The Jaccard similarity is designed to compare two strings, without the need of a document corpus. You do not have to accumulate statistics to use this metric.

3.3.1 Jaccard similarity

3.3.1.1 Samples
>> get-similarity/jaccard "François Vanzeveren" "vanzeveren, francois" :tokenize-text
== 1
>> get-similarity/jaccard "François Vanzeveren" "vanseveren, francois" :tokenize-text
== 0.333333333333333
>> get-similarity/jaccard {Vanzeveren, François
{    Avenue de Floréal, 85 b3
{    1180, Bruxelles} {François Vanzeveren
{    85, Avenue de Floréal, b3
{    Bruxelles 1180} :tokenize-text
== 1
3.3.1.2 Advantages and Drawbacks

The jaccard is word order independent and is particularly suitable to compare strings like addresses. On shorter strings, this metric is highly sensitive to mispelled terms.

>> get-similarity/jaccard "François Vanzeveren" "vanseveren, francois" :tokenize-text
== 0.333333333333333

3.3.2 Jaccard hybrid metrics

We developped two hybrid versions of the Jaccard metric to reduce its mispelling sensitivity.

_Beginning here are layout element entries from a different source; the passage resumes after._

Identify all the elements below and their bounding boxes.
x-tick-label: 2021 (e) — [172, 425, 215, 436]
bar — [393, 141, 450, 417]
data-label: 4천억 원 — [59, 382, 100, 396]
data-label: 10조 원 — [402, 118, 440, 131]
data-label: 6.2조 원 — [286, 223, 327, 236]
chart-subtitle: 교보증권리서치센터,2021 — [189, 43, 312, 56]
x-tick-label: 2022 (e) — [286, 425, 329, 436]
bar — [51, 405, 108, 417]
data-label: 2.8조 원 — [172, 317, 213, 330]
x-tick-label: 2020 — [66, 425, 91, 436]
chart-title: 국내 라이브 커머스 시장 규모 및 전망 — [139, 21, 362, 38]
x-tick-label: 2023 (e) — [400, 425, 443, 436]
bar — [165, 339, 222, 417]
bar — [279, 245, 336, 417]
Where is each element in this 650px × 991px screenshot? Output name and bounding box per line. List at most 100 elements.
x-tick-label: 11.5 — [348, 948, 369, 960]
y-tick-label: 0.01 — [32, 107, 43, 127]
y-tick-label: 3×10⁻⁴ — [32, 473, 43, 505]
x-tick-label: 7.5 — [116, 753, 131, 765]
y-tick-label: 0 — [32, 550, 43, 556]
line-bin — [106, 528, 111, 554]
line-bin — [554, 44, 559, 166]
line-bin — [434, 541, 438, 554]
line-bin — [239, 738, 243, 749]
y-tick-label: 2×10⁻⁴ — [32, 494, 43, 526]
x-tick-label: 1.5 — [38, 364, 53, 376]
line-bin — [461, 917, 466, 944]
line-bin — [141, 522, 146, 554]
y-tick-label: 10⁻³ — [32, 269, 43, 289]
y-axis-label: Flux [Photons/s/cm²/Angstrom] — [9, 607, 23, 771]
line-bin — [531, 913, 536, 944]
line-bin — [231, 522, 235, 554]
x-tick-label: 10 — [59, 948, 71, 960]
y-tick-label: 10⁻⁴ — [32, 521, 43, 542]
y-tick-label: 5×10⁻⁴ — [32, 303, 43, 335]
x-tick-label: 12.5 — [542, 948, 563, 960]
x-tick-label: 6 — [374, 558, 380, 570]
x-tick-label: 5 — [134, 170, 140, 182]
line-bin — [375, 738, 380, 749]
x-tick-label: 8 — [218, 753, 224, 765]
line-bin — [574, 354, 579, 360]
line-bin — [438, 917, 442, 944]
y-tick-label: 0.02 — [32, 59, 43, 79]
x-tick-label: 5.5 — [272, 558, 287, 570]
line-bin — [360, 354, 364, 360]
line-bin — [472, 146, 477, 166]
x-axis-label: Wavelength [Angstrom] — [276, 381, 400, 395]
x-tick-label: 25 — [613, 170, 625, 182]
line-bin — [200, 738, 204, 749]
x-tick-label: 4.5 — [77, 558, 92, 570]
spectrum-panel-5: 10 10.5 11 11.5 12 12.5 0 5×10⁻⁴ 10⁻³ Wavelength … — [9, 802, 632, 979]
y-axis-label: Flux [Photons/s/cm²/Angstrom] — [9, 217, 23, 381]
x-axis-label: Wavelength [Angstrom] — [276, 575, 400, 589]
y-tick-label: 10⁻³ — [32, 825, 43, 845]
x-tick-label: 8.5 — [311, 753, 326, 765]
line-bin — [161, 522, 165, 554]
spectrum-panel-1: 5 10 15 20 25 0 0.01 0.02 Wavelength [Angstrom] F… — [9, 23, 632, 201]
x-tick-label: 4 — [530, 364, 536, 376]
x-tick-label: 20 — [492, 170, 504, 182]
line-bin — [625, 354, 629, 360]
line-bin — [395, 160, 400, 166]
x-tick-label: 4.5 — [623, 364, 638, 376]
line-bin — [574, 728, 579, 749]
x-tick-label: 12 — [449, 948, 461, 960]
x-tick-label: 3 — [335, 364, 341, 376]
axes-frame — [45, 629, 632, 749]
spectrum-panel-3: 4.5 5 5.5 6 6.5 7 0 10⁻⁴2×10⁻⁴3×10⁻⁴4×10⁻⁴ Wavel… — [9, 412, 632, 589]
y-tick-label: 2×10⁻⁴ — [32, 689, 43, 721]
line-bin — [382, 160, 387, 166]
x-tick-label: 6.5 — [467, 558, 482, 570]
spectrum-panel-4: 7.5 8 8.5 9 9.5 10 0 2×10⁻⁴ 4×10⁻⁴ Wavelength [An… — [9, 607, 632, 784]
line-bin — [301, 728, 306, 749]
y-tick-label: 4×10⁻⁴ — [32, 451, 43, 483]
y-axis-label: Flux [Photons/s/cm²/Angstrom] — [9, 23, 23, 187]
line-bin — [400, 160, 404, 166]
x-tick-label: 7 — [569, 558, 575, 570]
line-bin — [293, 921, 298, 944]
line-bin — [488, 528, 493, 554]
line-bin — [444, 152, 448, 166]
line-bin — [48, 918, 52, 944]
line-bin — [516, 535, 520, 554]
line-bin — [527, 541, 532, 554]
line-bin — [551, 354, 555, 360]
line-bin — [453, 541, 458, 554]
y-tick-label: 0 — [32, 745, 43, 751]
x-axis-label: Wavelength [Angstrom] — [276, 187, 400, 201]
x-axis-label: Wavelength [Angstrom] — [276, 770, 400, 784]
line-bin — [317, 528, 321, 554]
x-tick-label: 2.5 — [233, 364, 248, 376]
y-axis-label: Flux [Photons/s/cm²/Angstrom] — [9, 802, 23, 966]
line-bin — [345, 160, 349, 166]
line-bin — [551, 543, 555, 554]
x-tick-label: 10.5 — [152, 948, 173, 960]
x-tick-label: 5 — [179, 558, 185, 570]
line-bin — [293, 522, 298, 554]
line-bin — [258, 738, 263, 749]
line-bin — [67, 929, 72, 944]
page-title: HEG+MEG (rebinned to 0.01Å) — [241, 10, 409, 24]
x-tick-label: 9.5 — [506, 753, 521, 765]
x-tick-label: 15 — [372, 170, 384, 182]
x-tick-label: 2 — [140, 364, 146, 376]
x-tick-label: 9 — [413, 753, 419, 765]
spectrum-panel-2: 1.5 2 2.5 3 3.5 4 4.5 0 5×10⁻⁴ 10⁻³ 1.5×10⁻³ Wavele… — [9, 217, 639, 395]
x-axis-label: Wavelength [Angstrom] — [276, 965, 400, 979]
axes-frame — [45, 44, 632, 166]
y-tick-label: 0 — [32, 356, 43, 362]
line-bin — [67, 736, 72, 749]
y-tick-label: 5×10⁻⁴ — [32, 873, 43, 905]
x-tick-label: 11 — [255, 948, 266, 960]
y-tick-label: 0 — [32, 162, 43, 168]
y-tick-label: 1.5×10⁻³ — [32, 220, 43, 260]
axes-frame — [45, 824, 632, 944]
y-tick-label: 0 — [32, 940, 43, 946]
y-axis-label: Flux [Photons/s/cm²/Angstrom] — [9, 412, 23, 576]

>> get-similarity/jaccard "François Vanzeveren" "vanseveren, françoiss" :tokenize-text
== 0
>> get-similarity/jaccard/jaro-hybrid "François Vanzeveren" "vanseveren, françoiss" :tokenize-text
== 0.948148148148148
>> get-similarity/jaccard/jaro-winkler-hybrid "François Vanzeveren" "vanseveren, françoiss" :tokenize-text
== 0.969259259259259
>>

3.3.3 Performace tip

The Jaccard metric is very usefull for comparing strings like addresses. Suppose you have a database with 10000 persons and you want to find those living at a specific address.

You could code it as below:

; s-address is the source address as a string!
result: make block! []
forall addresses [
    score: get-similarity/jaccard/jaro-hybrid s-address first addresses :tokenize-text
    repend result [score first addresses]
]

Every call to 'get-similarity involves converting both the source and target addresses. This means that overall, 20000 strings will be tokenized.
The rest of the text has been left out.